In allen an das Baufeld angrenzenden Gebäuden läuft der Klinikbetrieb indes weiter. Auch zum Schutz der Patienten konnte BAM Deutschland ihren Beitrag leisten. Um auf einen möglichen Zuwachs an Corona-Patienten vorbereitet zu sein, hat das Universitätsklinikum Jena die Aufnahmekapazitäten seiner Zentralen Notfallaufnahme im April erweitert. Mit Hilfe von BAM Deutschland wurde eine Corona Notfallstation aus BAM Containern vor der Uniklinik errichtet. Bisher mussten die Container noch nicht zum Einsatz kommen, sie werden aber vorerst betriebsbereit gehalten, um im Ernstfall einsatzbereit zu sein. Auf diese Weise kann sichergestellt werden, dass auch bei steigenden Fallzahlen alle Notfallpatienten angemessen versorgt werden können.
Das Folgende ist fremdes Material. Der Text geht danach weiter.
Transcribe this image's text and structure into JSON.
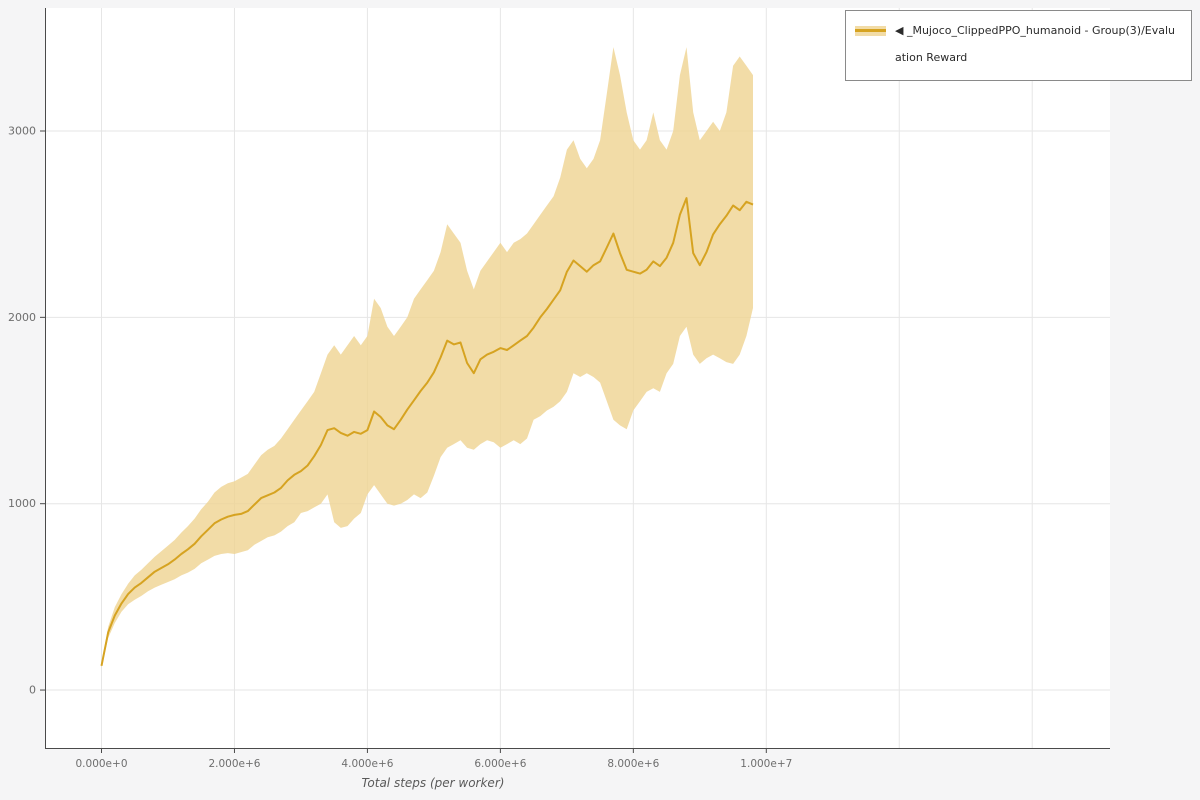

Das Gebäude A5 des Neubaus der Uniklinik Jena ist der letzte Teil der Bauarbeiten und ermöglicht durch seine Anbindung an die Bestandsgebäude eine moderne Infrastruktur für das neue akademische und medizinische Zentrum in Jena-Lobeda. Auf sechs Ebenen werden insgesamt 470 Räume zur Verfügung stehen. Beherbergen wird das Gebäude die Kliniken für Strahlentherapie und Radioonkologie, Geriatrie, Dermatologie, ein Schlaflabor, eine zusätzliche Intensivstation, zwei Allgemein-Pflegestationen, die psycho-onkologische Tagesklinik sowie Räumlichkeiten für Forschung und Lehre.